Thursday, October 25, 2012

Bite-Size Learning: Structured to Engage

Determining the best way to develop "snack" learning content involves more than simply clustering content and making it available on a variety of mobile devices (smartphones, tablets, and next iterations of technology).

There is definitely a need to develop effective design. After all, much content delivered in bite-sized bits, but not all of it is engaging.  Just think of the average banner ad (especially if it is a flashing, seizure-inducing animated gif), or a block of teeny-tiny text. Also, no matter how tiny and tasty the chunk of information, if it requires twenty five clicks and a labyrinthine navigation structure, you can count on the fact that only the most doggedly persistent or OCD-driven learner will actually consume that little chunk of learning at the end.

For chunk learning to work, you have to engage the learner.  Once engaged, you’ve established conditions of learning, which, according to cognitive psychologists and researchers such as Gagner, are absolutely critical to having a successful experience. "Snack" or "quick bite" learning works for topics ranging from learning languages, reviewing content for professional licensing, continuing education, technical training, and more.

Here are a few keys to developing and engaging “hooks” for chunk learning:

Promise it will be quick:
Your images and text need to communicate in a nano-second that the entire experience of taking the lesson will be something they can do quickly and painlessly.  The way you name your lessons can help you out: “Lunch and Learn,” “Breaktime Learning,” “Bite-Size Learning” and “Snack Learning,” are just a few of the possible labels you can use that will communicate to your learners that they will be able to complete the lesson in less than an hour.
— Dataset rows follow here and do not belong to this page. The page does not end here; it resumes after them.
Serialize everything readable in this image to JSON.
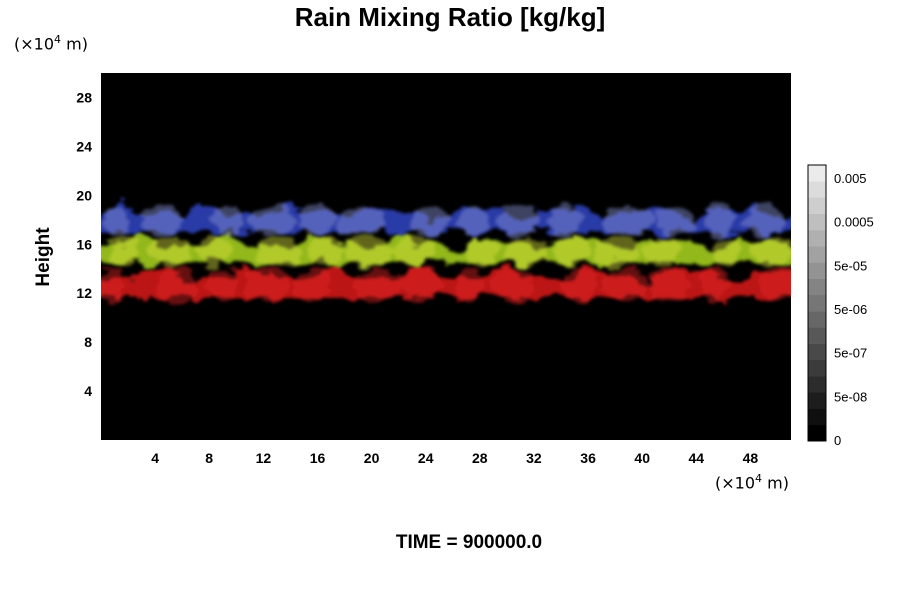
{
  "chart_data": {
    "type": "heatmap",
    "title": "Rain Mixing Ratio [kg/kg]",
    "xlabel": "",
    "ylabel": "Height",
    "x_unit": "(×10⁴ m)",
    "y_unit": "(×10⁴ m)",
    "x_unit_exponent": "4",
    "y_unit_exponent": "4",
    "xlim": [
      0,
      51
    ],
    "ylim": [
      0,
      30
    ],
    "x_ticks": [
      "4",
      "8",
      "12",
      "16",
      "20",
      "24",
      "28",
      "32",
      "36",
      "40",
      "44",
      "48"
    ],
    "y_ticks": [
      "4",
      "8",
      "12",
      "16",
      "20",
      "24",
      "28"
    ],
    "colorbar": {
      "ticks": [
        "0.005",
        "0.0005",
        "5e-05",
        "5e-06",
        "5e-07",
        "5e-08",
        "0"
      ],
      "levels": 17,
      "colors": [
        "#000000",
        "#ffffff"
      ]
    },
    "layers": [
      {
        "color": "#cc1a1a",
        "y_range": [
          10.5,
          14.5
        ]
      },
      {
        "color": "#9ec81e",
        "y_range": [
          13.5,
          17
        ]
      },
      {
        "color": "#2b3fb5",
        "y_range": [
          16,
          19.5
        ]
      }
    ],
    "background": "#000000",
    "footer": "TIME = 900000.0"
  }
}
Here is an example from the AAPG:  Sequence Stratigraphy: Part 1 (of 5) 

Performance anxiety is a reality in technology-driven settings, and it does not help that every day seems to herald a new era in devices and operating systems.  New is fun, but instant obsolescence is not. Design the interface so it is intuitive, colorful, and simple. Limit choices. Help your learner relax. An example is's Vocabulary Builder, which is interactive and adaptive.

Effective combination of graphics / text / audio / video: 
Use media strategically to pique learner interest and to keep them continuing to learn.

Make sure your content plays on all devices: 

Your lesson needs to be accessible on smartphones, mobile devices, tables, laptops, and desktops, and it needs to be quick to load. Medical Joyworks is a great example, with Medical Prognosis for the Android, iPhone, as well as tablets and laptops.

Prognosis: Your Diagnosis features clinical case studies in a game setting. It allows the learner to investigate, gather information, research issues, and create diagnoses for complex clinical cases. The interface is cheerful and engaging, with its clear, engaging cartoon sketches.

Thinking about the future: 
Mobile learning is a moving train; perhaps a better metaphor is a Gulfstream G650. The mobile learning winners will continue to be those whose content plays on many devices, and can be completed easily and quickly at the convenience of the learner.